液体窒素による冷凍凝固療法は、施術中にチクチクとした痛みや灼熱感を感じることがあります。治療後に水ぶくれ・黒ずみ・かさぶたが生じることもあります。必要な回数はイボの種類・大きさ・部位・個人の免疫状態によって異なり、一般的に複数回の通院が必要です。具体的な回数は診察時に医師がご説明します。

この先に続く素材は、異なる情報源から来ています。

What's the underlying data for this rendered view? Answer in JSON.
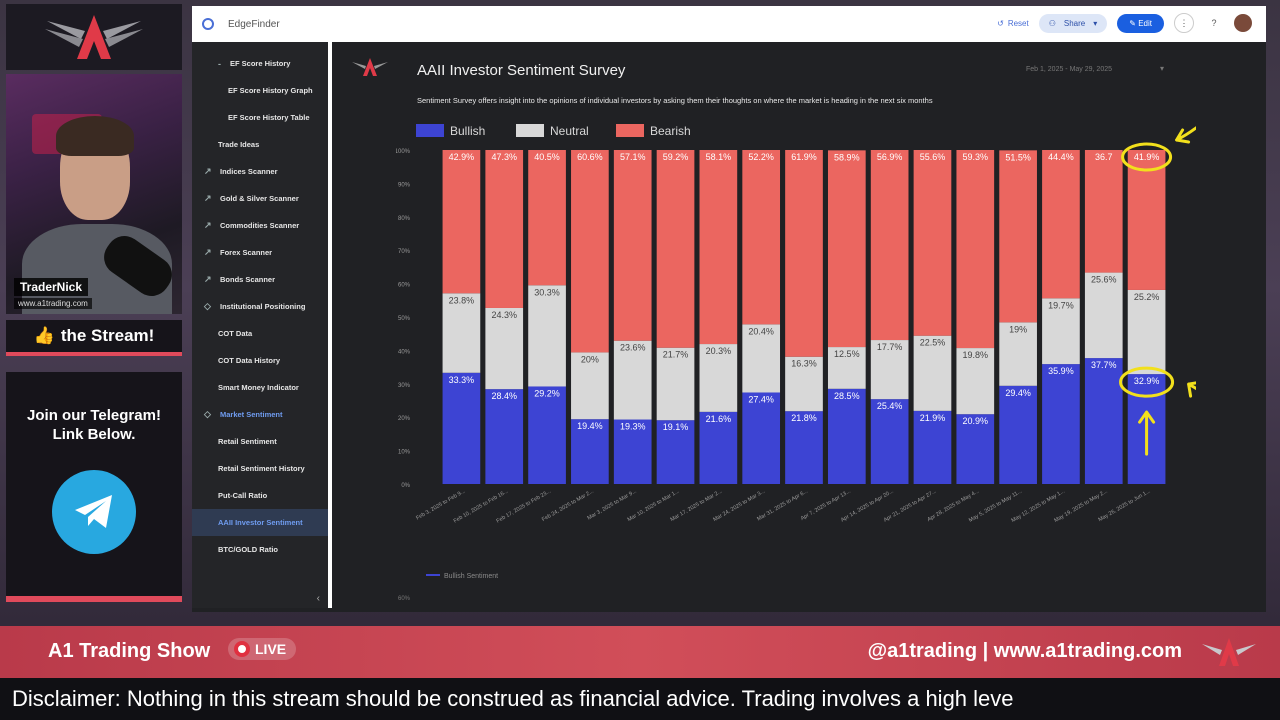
{
  "overlay": {
    "streamer_name": "TraderNick",
    "streamer_url": "www.a1trading.com",
    "like_text": "the Stream!",
    "telegram_line1": "Join our Telegram!",
    "telegram_line2": "Link Below."
  },
  "app": {
    "title": "EdgeFinder",
    "reset_label": "Reset",
    "share_label": "Share",
    "edit_label": "Edit"
  },
  "sidebar": {
    "items": [
      {
        "label": "EF Score History",
        "level": "l2"
      },
      {
        "label": "EF Score History Graph",
        "level": "l3"
      },
      {
        "label": "EF Score History Table",
        "level": "l3"
      },
      {
        "label": "Trade Ideas",
        "level": "l2"
      },
      {
        "label": "Indices Scanner",
        "level": "l1",
        "icon": "trend-icon"
      },
      {
        "label": "Gold & Silver Scanner",
        "level": "l1",
        "icon": "trend-icon"
      },
      {
        "label": "Commodities Scanner",
        "level": "l1",
        "icon": "trend-icon"
      },
      {
        "label": "Forex Scanner",
        "level": "l1",
        "icon": "trend-icon"
      },
      {
        "label": "Bonds Scanner",
        "level": "l1",
        "icon": "trend-icon"
      },
      {
        "label": "Institutional Positioning",
        "level": "l1",
        "icon": "diamond-icon"
      },
      {
        "label": "COT Data",
        "level": "l2"
      },
      {
        "label": "COT Data History",
        "level": "l2"
      },
      {
        "label": "Smart Money Indicator",
        "level": "l2"
      },
      {
        "label": "Market Sentiment",
        "level": "l1",
        "icon": "diamond-icon",
        "highlight": true
      },
      {
        "label": "Retail Sentiment",
        "level": "l2"
      },
      {
        "label": "Retail Sentiment History",
        "level": "l2"
      },
      {
        "label": "Put-Call Ratio",
        "level": "l2"
      },
      {
        "label": "AAII Investor Sentiment",
        "level": "l2",
        "active": true
      },
      {
        "label": "BTC/GOLD Ratio",
        "level": "l2"
      }
    ]
  },
  "report": {
    "title": "AAII Investor Sentiment Survey",
    "date_range": "Feb 1, 2025 - May 29, 2025",
    "subtitle": "Sentiment Survey offers insight into the opinions of individual investors by asking them their thoughts on where the market is heading in the next six months",
    "lower_legend": "Bullish Sentiment",
    "lower_ticks": [
      "60%",
      "50%"
    ]
  },
  "chart_data": {
    "type": "bar",
    "stacked": true,
    "ylim": [
      0,
      100
    ],
    "yticks": [
      "0%",
      "10%",
      "20%",
      "30%",
      "40%",
      "50%",
      "60%",
      "70%",
      "80%",
      "90%",
      "100%"
    ],
    "legend_position": "top-left",
    "categories": [
      "Feb 3, 2025 to Feb 9...",
      "Feb 10, 2025 to Feb 16...",
      "Feb 17, 2025 to Feb 23...",
      "Feb 24, 2025 to Mar 2...",
      "Mar 3, 2025 to Mar 9...",
      "Mar 10, 2025 to Mar 1...",
      "Mar 17, 2025 to Mar 2...",
      "Mar 24, 2025 to Mar 3...",
      "Mar 31, 2025 to Apr 6...",
      "Apr 7, 2025 to Apr 13...",
      "Apr 14, 2025 to Apr 20...",
      "Apr 21, 2025 to Apr 27...",
      "Apr 28, 2025 to May 4...",
      "May 5, 2025 to May 11...",
      "May 12, 2025 to May 1...",
      "May 19, 2025 to May 2...",
      "May 26, 2025 to Jun 1..."
    ],
    "series": [
      {
        "name": "Bullish",
        "color": "#3d44d3",
        "values": [
          33.3,
          28.4,
          29.2,
          19.4,
          19.3,
          19.1,
          21.6,
          27.4,
          21.8,
          28.5,
          25.4,
          21.9,
          20.9,
          29.4,
          35.9,
          37.7,
          32.9
        ],
        "labels": [
          "33.3%",
          "28.4%",
          "29.2%",
          "19.4%",
          "19.3%",
          "19.1%",
          "21.6%",
          "27.4%",
          "21.8%",
          "28.5%",
          "25.4%",
          "21.9%",
          "20.9%",
          "29.4%",
          "35.9%",
          "37.7%",
          "32.9%"
        ]
      },
      {
        "name": "Neutral",
        "color": "#d8d8d8",
        "values": [
          23.8,
          24.3,
          30.3,
          20,
          23.6,
          21.7,
          20.3,
          20.4,
          16.3,
          12.5,
          17.7,
          22.5,
          19.8,
          19,
          19.7,
          25.6,
          25.2
        ],
        "labels": [
          "23.8%",
          "24.3%",
          "30.3%",
          "20%",
          "23.6%",
          "21.7%",
          "20.3%",
          "20.4%",
          "16.3%",
          "12.5%",
          "17.7%",
          "22.5%",
          "19.8%",
          "19%",
          "19.7%",
          "25.6%",
          "25.2%"
        ]
      },
      {
        "name": "Bearish",
        "color": "#eb6660",
        "values": [
          42.9,
          47.3,
          40.5,
          60.6,
          57.1,
          59.2,
          58.1,
          52.2,
          61.9,
          58.9,
          56.9,
          55.6,
          59.3,
          51.5,
          44.4,
          36.7,
          41.9
        ],
        "labels": [
          "42.9%",
          "47.3%",
          "40.5%",
          "60.6%",
          "57.1%",
          "59.2%",
          "58.1%",
          "52.2%",
          "61.9%",
          "58.9%",
          "56.9%",
          "55.6%",
          "59.3%",
          "51.5%",
          "44.4%",
          "36.7",
          "41.9%"
        ]
      }
    ]
  },
  "ticker": {
    "show_name": "A1 Trading Show",
    "live_label": "LIVE",
    "social": "@a1trading | www.a1trading.com",
    "disclaimer": "Disclaimer: Nothing in this stream should be construed as financial advice. Trading involves a high leve"
  },
  "colors": {
    "accent": "#e04a5b",
    "telegram": "#28a8e0",
    "annotation": "#f2e01c"
  }
}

Q4:老人性イボ(脂漏性角化症)と皮膚がんはどう見分けますか?

A.
老人性イボと皮膚がん(悪性黒色腫・有棘細胞癌など)は、見た目が似ていることがあり、自己判断での区別は困難です。特に、急に大きくなった・形が不規則・色にむらがある・出血するなどの変化がある場合は、皮膚科専門医による診察・必要に応じた病理検査が必要です。自己判断で放置せず、まず受診してください。

Q5:市販のイボ取り製品を顔に使ってもいいですか?

A.
市販のイボ取り製品を顔に使用することは、ウイルスの拡散・皮膚へのダメージ・色素沈着などのリスクがあります。また、「イボだと思っていたら別の疾患だった」というケースもあり、誤った自己処置が症状を悪化させることがあります。顔のイボへの自己処置はできるだけ避け、皮膚科専門医に相談されることをおすすめします。

Q6:保険診療でイボの治療は受けられますか?

A.
尋常性疣贅・扁平疣贅などのウイルス性イボに対する液体窒素治療・ヨクイニン内服などは、健康保険が適用される場合があります。一方、老人性イボ(脂漏性角化症)や首のイボ(アクロコルドン)の治療は、美容目的の場合など公的医療保険適用外(自由診療)となることがあります。詳しくは診察時にご確認ください。